Interestingly, I was a Church fan for some time before I realized that “Under the Milky Way” is the band’s song. Of course to a lot of people that song is The Church.
I’m glad I’ve spent the time to dig much deeper into The Church’s catalog. The band’s last two offerings, “Further/Deeper” (2014) and “Man Woman Life Death Infinity” (2017) are among my favorite albums.
To my mind, The Church is among the most underrated rock groups of our times.
Recently I saw the group perform back-to-back in Fort Collins (Washington’s, May 8) and Boulder (Fox Theater, May 9).
I liked Washington’s as a venue. It’s beautiful and well-kept, not at all like the typical small music bar. Security and vaccine policy were very tight—they checked bags and vaccine cards and required everyone to wear masks. The Fox, on the other hand, had lax security and no Covid policy. I went with the flow in both cases.

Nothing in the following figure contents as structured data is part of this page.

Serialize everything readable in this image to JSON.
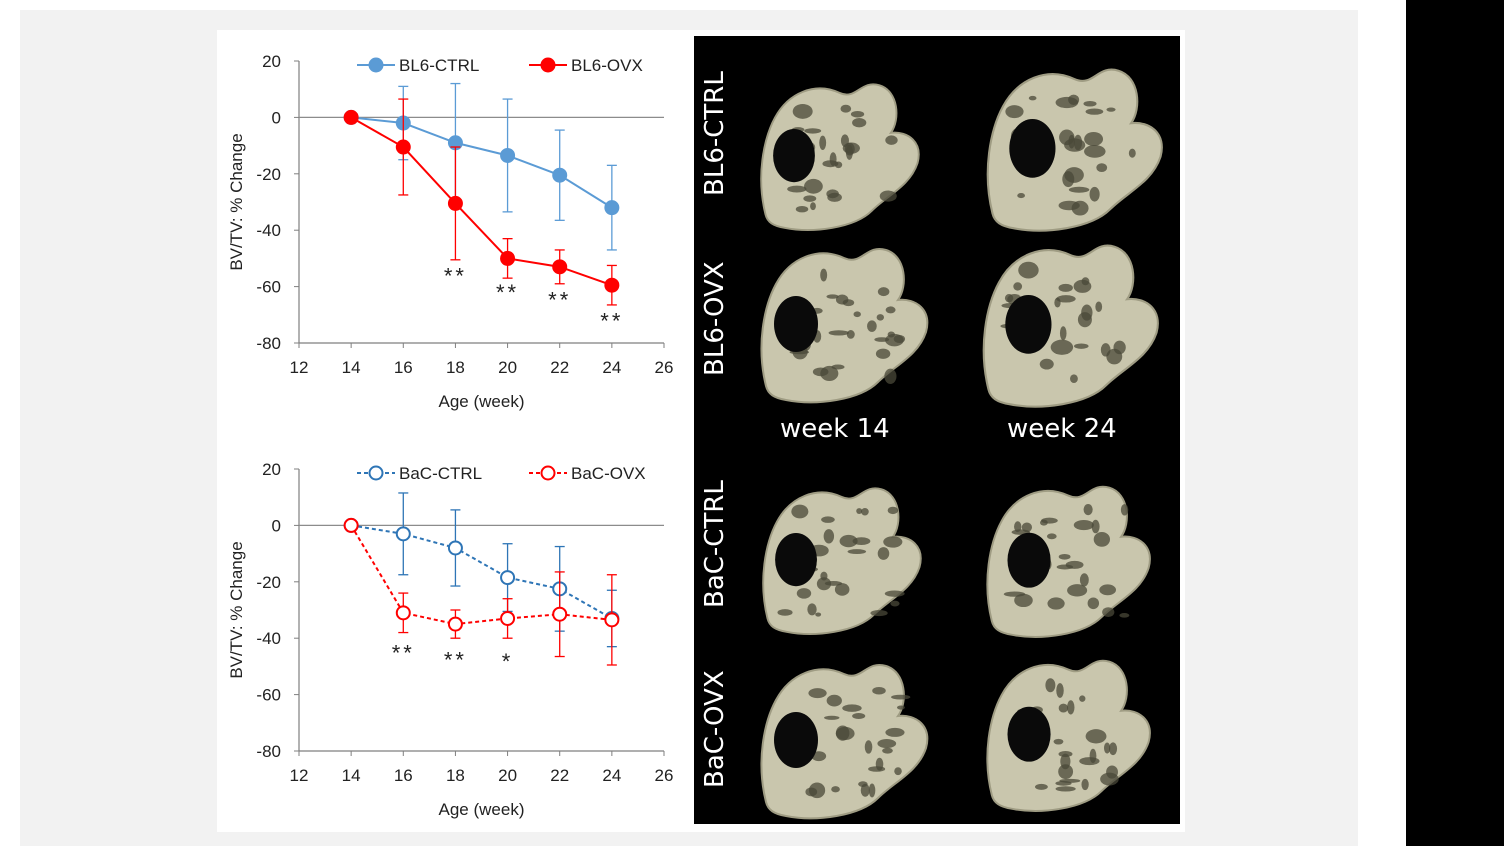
{
  "chart_data": [
    {
      "type": "line",
      "xlabel": "Age (week)",
      "ylabel": "BV/TV: % Change",
      "xlim": [
        12,
        26
      ],
      "ylim": [
        -80,
        20
      ],
      "xticks": [
        12,
        14,
        16,
        18,
        20,
        22,
        24,
        26
      ],
      "yticks": [
        20,
        0,
        -20,
        -40,
        -60,
        -80
      ],
      "zero_line": true,
      "legend_position": "top",
      "series": [
        {
          "name": "BL6-CTRL",
          "color": "#5b9bd5",
          "marker": "filled-circle",
          "line": "solid",
          "x": [
            14,
            16,
            18,
            20,
            22,
            24
          ],
          "y": [
            0,
            -2,
            -9,
            -13.5,
            -20.5,
            -32
          ],
          "err": [
            0,
            13,
            21,
            20,
            16,
            15
          ]
        },
        {
          "name": "BL6-OVX",
          "color": "#ff0000",
          "marker": "filled-circle",
          "line": "solid",
          "x": [
            14,
            16,
            18,
            20,
            22,
            24
          ],
          "y": [
            0,
            -10.5,
            -30.5,
            -50,
            -53,
            -59.5
          ],
          "err": [
            0,
            17,
            20,
            7,
            6,
            7
          ]
        }
      ],
      "annotations": [
        {
          "x": 18,
          "y": -56,
          "text": "**"
        },
        {
          "x": 20,
          "y": -62,
          "text": "**"
        },
        {
          "x": 22,
          "y": -64.5,
          "text": "**"
        },
        {
          "x": 24,
          "y": -72,
          "text": "**"
        }
      ]
    },
    {
      "type": "line",
      "xlabel": "Age (week)",
      "ylabel": "BV/TV: % Change",
      "xlim": [
        12,
        26
      ],
      "ylim": [
        -80,
        20
      ],
      "xticks": [
        12,
        14,
        16,
        18,
        20,
        22,
        24,
        26
      ],
      "yticks": [
        20,
        0,
        -20,
        -40,
        -60,
        -80
      ],
      "zero_line": true,
      "legend_position": "top",
      "series": [
        {
          "name": "BaC-CTRL",
          "color": "#2e75b6",
          "marker": "open-circle",
          "line": "dashed",
          "x": [
            14,
            16,
            18,
            20,
            22,
            24
          ],
          "y": [
            0,
            -3,
            -8,
            -18.5,
            -22.5,
            -33
          ],
          "err": [
            0,
            14.5,
            13.5,
            12,
            15,
            10
          ]
        },
        {
          "name": "BaC-OVX",
          "color": "#ff0000",
          "marker": "open-circle",
          "line": "dashed",
          "x": [
            14,
            16,
            18,
            20,
            22,
            24
          ],
          "y": [
            0,
            -31,
            -35,
            -33,
            -31.5,
            -33.5
          ],
          "err": [
            0,
            7,
            5,
            7,
            15,
            16
          ]
        }
      ],
      "annotations": [
        {
          "x": 16,
          "y": -45,
          "text": "**"
        },
        {
          "x": 18,
          "y": -47.5,
          "text": "**"
        },
        {
          "x": 20,
          "y": -48,
          "text": "*"
        }
      ]
    }
  ],
  "image_panel": {
    "row_labels": [
      "BL6-CTRL",
      "BL6-OVX",
      "BaC-CTRL",
      "BaC-OVX"
    ],
    "column_labels": [
      "week 14",
      "week 24"
    ],
    "background": "#000000",
    "bone_color": "#c9c6ad"
  }
}
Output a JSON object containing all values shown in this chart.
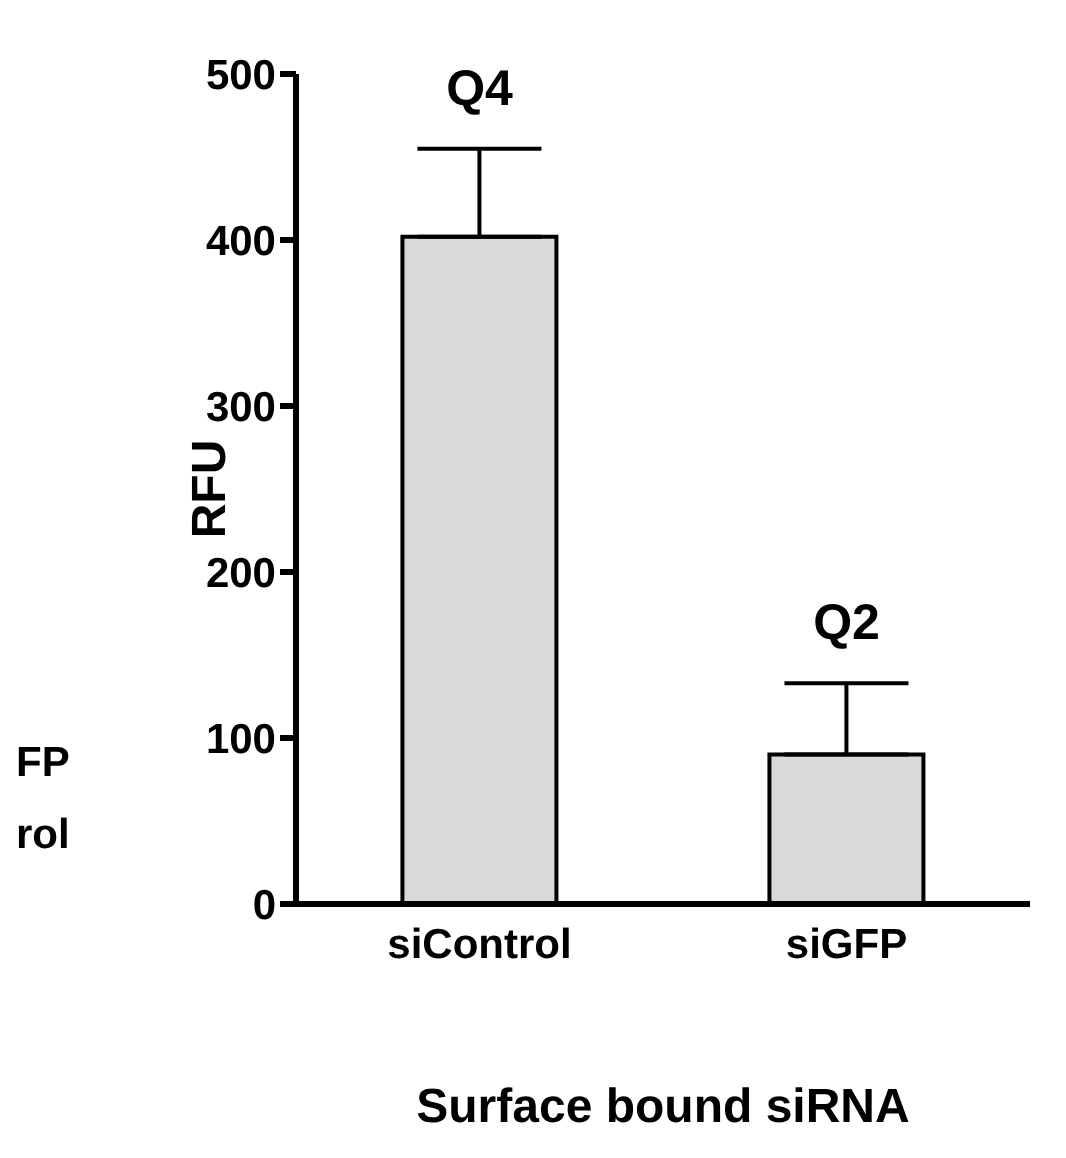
{
  "chart_data": {
    "type": "bar",
    "xlabel": "Surface bound siRNA",
    "ylabel": "RFU",
    "categories": [
      "siControl",
      "siGFP"
    ],
    "values": [
      402,
      90
    ],
    "errors": [
      [
        402,
        455
      ],
      [
        90,
        133
      ]
    ],
    "color": "#d9d9d9",
    "ylim": [
      0,
      500
    ],
    "yticks": [
      0,
      100,
      200,
      300,
      400,
      500
    ],
    "grid": false,
    "legend": false,
    "annotations": [
      {
        "text": "Q4",
        "x": "siControl",
        "y": 455
      },
      {
        "text": "Q2",
        "x": "siGFP",
        "y": 133
      },
      "FP",
      "rol"
    ]
  }
}
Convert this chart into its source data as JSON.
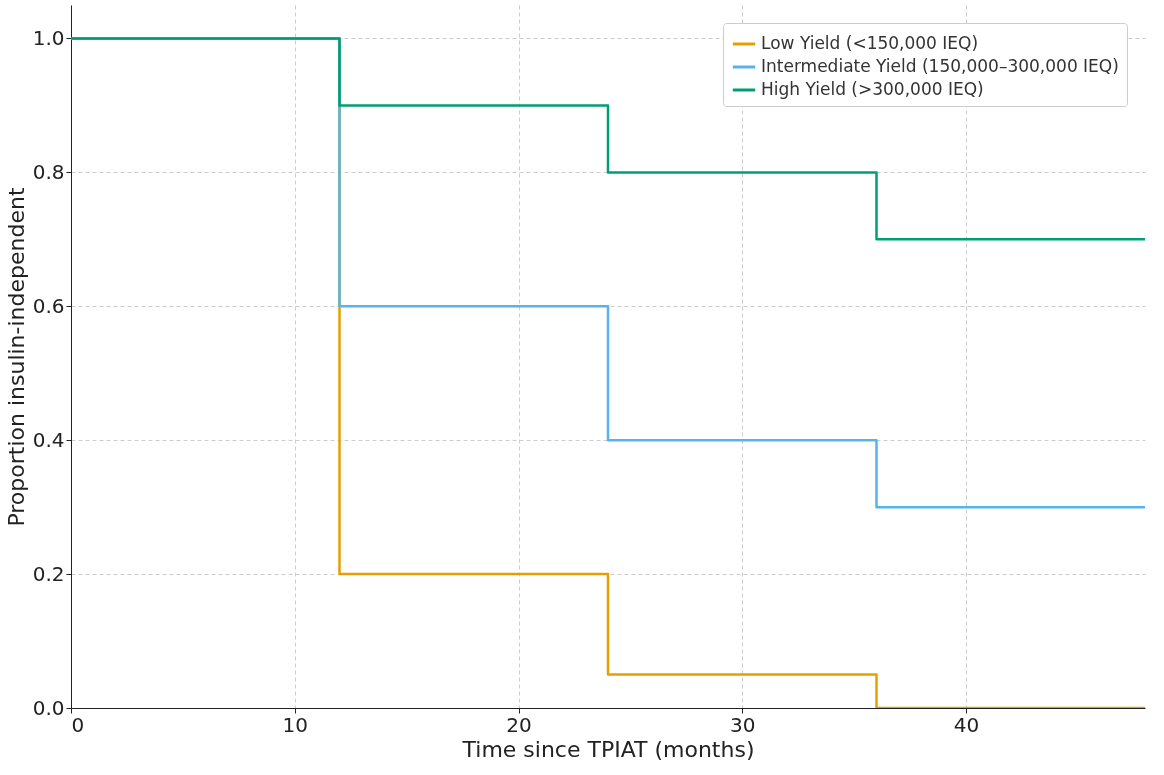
{
  "chart_data": {
    "type": "step",
    "xlabel": "Time since TPIAT (months)",
    "ylabel": "Proportion insulin-independent",
    "x": [
      0,
      12,
      24,
      36,
      48
    ],
    "series": [
      {
        "name": "Low Yield (<150,000 IEQ)",
        "color": "#e69f00",
        "values": [
          1.0,
          0.2,
          0.05,
          0.0,
          0.0
        ]
      },
      {
        "name": "Intermediate Yield (150,000–300,000 IEQ)",
        "color": "#56b4e9",
        "values": [
          1.0,
          0.6,
          0.4,
          0.3,
          0.3
        ]
      },
      {
        "name": "High Yield (>300,000 IEQ)",
        "color": "#009e73",
        "values": [
          1.0,
          0.9,
          0.8,
          0.7,
          0.7
        ]
      }
    ],
    "xlim": [
      0,
      48
    ],
    "xticks": [
      0,
      10,
      20,
      30,
      40
    ],
    "ylim": [
      0,
      1.05
    ],
    "yticks": [
      {
        "value": 0,
        "label": "0.0"
      },
      {
        "value": 0.2,
        "label": "0.2"
      },
      {
        "value": 0.4,
        "label": "0.4"
      },
      {
        "value": 0.6,
        "label": "0.6"
      },
      {
        "value": 0.8,
        "label": "0.8"
      },
      {
        "value": 1.0,
        "label": "1.0"
      }
    ],
    "grid": true,
    "legend": "top right",
    "line_style": "solid",
    "marker": "none"
  }
}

A silver lining to The Church not being more popular than they are, but still popular enough to tour, is that getting into a show and getting a good position is easy. Still, this band should be playing venues ten times the size. I’d love to see them at Red Rocks.
True, The Church is not the band it once was. But it remains worthy of carrying Theseus. Of the original members, Steve Kilbey remains. He’s the core of the group, and he owns the stage. Guitarist Peter Koppes left the band in 2020, and I’m glad I got to see previous Church tours that included him. The “new” guy, Ashley Naylor, is great. Ian Haug and Jeffrey Cain also are amazing musicians and performers. Everyone in the band has a deep musical resume. After the drummer Tim Powles suffered a leg injury and the replacement drummer couldn’t get into the U.S., a last-minute replacement joined the band (I didn’t catch his name [update: it’s Barton Price]). He did a fine job especially considering the challenging circumstances.
The band played a set list of sixteen songs that included three from their forthcoming album. It’s a mistake to think of The Church as a band only of the past.
I doubt the members of The Church ever heard of Bill Masters. I’m not sure Masters knew what the heck Lamping was talking about with his peculiar recitation of rock lyrics, but he tolerated his assistants’ oddities. Still, for a brief time, all of our auras touched.